According to the present invention, it is possible to provide a positive resist composition having a high resolution and a small loss of a sparse pattern around the resolution limit in the manufacture of a semiconductor device, and further having a low surface roughness. A small positive resist composition can be provided.

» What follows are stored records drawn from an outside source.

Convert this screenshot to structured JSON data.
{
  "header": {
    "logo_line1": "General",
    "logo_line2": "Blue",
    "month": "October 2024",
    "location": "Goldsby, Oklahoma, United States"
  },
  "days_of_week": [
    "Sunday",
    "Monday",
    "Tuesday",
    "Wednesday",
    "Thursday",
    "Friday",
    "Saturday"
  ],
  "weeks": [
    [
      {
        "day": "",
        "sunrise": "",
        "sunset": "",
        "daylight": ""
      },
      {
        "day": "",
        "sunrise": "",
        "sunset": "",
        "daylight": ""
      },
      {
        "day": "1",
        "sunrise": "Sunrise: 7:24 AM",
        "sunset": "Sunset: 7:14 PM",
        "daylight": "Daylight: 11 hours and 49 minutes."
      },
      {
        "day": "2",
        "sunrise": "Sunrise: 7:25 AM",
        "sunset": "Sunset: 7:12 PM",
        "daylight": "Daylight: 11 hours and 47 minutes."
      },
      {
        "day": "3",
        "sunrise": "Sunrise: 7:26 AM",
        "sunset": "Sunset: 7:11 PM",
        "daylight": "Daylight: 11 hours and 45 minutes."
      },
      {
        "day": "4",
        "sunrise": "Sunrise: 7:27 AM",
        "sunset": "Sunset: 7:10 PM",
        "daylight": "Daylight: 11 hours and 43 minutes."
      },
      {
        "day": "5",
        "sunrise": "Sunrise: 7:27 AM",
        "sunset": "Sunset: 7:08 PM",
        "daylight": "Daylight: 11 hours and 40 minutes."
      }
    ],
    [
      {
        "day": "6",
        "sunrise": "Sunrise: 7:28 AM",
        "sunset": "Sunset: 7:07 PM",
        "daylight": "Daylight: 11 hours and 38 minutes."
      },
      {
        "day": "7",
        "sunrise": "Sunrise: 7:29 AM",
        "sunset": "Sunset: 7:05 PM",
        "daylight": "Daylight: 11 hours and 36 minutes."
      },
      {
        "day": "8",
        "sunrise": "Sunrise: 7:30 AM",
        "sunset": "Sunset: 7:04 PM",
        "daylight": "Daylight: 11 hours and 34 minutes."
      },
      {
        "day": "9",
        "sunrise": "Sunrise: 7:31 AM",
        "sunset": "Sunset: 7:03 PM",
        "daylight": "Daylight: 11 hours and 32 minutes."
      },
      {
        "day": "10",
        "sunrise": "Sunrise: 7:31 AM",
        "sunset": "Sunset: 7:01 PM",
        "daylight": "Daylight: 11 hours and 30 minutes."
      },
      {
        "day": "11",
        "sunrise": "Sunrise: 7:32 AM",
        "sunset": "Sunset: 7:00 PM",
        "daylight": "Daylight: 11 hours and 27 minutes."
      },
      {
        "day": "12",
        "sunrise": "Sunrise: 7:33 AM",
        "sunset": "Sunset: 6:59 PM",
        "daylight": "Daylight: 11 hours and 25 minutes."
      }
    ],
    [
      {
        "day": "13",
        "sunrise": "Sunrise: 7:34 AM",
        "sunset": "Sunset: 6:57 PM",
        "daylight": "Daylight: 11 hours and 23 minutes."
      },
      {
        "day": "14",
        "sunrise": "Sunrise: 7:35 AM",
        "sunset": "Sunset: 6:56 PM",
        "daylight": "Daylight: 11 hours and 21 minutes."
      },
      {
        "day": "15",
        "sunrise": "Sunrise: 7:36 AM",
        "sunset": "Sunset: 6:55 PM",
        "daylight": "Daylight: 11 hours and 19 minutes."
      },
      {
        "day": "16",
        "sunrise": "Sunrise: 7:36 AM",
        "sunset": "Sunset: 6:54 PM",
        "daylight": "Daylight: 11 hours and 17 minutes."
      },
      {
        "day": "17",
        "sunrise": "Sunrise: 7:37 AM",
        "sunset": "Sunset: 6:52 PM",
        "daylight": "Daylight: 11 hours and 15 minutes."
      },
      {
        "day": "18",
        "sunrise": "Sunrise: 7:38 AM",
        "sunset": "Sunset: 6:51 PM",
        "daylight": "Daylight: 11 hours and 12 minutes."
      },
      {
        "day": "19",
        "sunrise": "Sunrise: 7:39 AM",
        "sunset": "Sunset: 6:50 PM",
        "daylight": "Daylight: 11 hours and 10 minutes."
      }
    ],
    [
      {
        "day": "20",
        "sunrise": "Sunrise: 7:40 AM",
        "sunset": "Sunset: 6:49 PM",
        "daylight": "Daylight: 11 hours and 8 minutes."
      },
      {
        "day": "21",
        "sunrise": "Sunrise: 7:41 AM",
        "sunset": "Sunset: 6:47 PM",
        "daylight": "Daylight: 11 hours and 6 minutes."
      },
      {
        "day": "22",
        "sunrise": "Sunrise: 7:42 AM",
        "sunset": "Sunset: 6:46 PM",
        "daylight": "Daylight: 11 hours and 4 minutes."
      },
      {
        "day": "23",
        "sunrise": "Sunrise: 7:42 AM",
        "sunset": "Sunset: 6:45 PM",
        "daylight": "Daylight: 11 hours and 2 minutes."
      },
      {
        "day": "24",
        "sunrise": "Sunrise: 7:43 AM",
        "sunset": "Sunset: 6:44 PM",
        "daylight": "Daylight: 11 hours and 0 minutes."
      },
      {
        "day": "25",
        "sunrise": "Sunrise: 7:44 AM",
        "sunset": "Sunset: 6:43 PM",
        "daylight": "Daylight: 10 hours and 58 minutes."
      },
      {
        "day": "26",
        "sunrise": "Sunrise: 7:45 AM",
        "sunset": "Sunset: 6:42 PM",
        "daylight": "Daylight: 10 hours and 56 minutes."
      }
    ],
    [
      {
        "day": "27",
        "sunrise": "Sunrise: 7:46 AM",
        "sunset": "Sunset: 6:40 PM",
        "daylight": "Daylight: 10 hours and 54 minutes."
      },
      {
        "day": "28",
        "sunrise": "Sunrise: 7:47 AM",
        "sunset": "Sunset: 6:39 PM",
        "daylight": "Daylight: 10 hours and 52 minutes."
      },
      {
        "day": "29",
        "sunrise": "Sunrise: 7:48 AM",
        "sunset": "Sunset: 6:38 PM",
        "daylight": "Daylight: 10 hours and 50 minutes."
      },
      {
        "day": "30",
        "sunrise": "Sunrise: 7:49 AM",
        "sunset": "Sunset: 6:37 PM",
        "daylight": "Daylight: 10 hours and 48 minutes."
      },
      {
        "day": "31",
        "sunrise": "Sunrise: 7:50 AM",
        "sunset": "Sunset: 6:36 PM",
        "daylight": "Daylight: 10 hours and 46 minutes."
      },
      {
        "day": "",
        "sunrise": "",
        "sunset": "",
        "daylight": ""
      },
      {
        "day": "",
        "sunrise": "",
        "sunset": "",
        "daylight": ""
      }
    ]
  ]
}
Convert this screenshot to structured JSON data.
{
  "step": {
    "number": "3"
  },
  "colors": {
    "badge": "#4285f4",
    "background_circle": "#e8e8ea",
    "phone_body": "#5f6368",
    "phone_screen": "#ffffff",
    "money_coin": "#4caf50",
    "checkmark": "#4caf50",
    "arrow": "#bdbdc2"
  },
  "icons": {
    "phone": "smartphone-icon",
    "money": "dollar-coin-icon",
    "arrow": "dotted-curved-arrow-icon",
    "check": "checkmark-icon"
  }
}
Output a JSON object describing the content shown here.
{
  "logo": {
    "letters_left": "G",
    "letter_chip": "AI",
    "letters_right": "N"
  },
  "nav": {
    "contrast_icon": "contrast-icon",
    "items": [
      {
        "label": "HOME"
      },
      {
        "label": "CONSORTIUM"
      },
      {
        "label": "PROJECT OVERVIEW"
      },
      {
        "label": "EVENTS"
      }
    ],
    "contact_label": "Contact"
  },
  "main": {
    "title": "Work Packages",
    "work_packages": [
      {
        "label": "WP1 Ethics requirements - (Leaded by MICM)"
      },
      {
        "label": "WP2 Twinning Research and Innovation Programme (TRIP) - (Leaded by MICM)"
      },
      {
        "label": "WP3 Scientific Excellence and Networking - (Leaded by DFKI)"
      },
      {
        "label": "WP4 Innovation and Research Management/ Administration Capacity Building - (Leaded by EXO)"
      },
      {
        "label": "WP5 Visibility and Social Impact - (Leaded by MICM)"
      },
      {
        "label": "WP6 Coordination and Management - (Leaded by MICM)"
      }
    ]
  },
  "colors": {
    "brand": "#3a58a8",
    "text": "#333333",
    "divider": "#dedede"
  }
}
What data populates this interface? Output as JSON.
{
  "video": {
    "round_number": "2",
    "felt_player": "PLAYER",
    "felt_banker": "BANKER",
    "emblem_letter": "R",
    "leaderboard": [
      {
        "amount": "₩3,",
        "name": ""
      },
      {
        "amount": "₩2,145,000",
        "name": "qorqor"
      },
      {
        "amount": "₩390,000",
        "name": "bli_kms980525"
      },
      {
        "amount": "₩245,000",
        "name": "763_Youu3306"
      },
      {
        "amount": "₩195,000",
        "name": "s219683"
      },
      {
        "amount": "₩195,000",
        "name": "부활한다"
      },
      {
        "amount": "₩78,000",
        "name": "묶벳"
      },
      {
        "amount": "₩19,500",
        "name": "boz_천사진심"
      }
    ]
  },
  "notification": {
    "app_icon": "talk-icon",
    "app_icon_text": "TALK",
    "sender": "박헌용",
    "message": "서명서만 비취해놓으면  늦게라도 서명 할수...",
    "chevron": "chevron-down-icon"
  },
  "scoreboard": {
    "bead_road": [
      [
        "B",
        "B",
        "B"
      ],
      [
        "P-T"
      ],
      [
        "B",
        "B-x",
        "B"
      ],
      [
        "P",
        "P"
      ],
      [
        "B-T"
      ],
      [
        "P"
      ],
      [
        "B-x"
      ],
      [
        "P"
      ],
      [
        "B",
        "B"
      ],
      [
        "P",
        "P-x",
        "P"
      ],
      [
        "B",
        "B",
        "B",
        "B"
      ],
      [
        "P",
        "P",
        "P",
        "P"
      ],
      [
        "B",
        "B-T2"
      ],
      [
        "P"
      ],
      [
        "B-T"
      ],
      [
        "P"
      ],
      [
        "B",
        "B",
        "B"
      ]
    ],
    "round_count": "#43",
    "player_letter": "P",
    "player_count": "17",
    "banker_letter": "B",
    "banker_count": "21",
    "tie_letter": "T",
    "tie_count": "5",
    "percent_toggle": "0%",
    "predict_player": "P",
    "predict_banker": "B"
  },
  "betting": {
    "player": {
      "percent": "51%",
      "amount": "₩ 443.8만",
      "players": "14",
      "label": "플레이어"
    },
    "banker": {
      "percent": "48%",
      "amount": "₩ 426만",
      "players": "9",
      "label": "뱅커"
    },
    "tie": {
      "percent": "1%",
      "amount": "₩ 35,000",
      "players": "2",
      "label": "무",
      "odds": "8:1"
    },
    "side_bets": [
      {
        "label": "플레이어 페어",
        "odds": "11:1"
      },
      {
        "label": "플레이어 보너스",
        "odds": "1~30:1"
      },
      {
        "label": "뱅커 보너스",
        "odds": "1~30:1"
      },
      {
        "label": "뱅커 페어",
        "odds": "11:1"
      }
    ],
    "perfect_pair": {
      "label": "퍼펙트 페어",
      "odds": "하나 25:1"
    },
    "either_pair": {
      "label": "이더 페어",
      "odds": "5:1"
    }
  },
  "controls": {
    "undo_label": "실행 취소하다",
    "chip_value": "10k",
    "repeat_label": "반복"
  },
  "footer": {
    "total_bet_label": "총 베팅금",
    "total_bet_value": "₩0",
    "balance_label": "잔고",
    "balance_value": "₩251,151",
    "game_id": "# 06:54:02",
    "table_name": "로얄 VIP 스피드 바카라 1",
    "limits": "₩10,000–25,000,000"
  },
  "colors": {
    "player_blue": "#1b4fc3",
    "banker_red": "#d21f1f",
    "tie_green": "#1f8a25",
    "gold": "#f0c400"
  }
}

──────────────────────────────────────────────────続 き Continued on the front page (51) Int.Cl. ⁷ Identification symbol FI Theme coat ゛ (Reference) C08L 33/04 C08L 33/04 35/00 35/00 43/04 43/04 G03F 7/004 501 G03F 7 / 004 501 7/075 511 7/075 511 H01L 21/027 H01L 21/30 502R F-term (reference) 2H025 AA02 AB16 AC04 AC08 AD03 BE00 BE07 BE10 BF02 BF11 BF30 BG00 CB10 CB43 CC03 FA17 4J002 BG041 BG051 BG051 BG051 BG051 EU186 EU226 EV226 EV296 FD206 4J100 AK32R AL03Q AL04Q AL08Q AM43R AM45R AM47R AP16P BA03R BA05Q BA06Q BA11R BA58R BA72P BA78P BA80P BA85P BB07R BC04Q BC07Q BC07R CA05 FA03

Claims (4)

[Claims] 1. A positive photoresist composition comprising at least the following (A) to (C). (A) a repeating unit represented by the following general formula (I), a repeating unit represented by the following general formula (II), and a repeating unit represented by the following general formula (III), (B) a compound that generates an acid upon irradiation with actinic rays or radiation (C) an organic solvent that dissolves the above (A) and (B) General formula (I) 1) In the formula (I), R ^{1 to} R ³ each independently represent an alkyl group,
Represents a haloalkyl group, a halogen atom, an alkoxy group, a trialkylsilyl group, or a trialkylsilyloxy group. n represents 0 or 1. General formula (II) In the formula (II), Y represents a hydrogen atom, a methyl group, a cyano group or a chlorine atom. L represents a single bond or a divalent linking group.
Q represents a tertiary alkyl group having 5 to 20 carbon atoms, or an alkoxymethyl group, an alkoxyethyl group, or an isobornyl group. General formula (III) Wherein (III), Z is an oxygen atom or -N (R ³⁾ - represents a. R
³ represents a hydrogen atom, a hydroxyl group, a linear or branched alkyl group, or —O—SO ₂ —R ⁴ . R ⁴ represents an alkyl group or a trihalomethyl group. 2. The positive photoresist composition according to claim 1, wherein n in the general formula (I) is 1. 3. The positive photoresist composition according to claim 1, wherein the component (B) is a compound that generates an organic sulfonic acid upon irradiation with actinic rays or radiation. 4. The positive photoresist composition according to claim 3, wherein said component (B) is a sulfonium salt or iodonium salt compound which generates an organic sulfonic acid upon irradiation with actinic rays or radiation.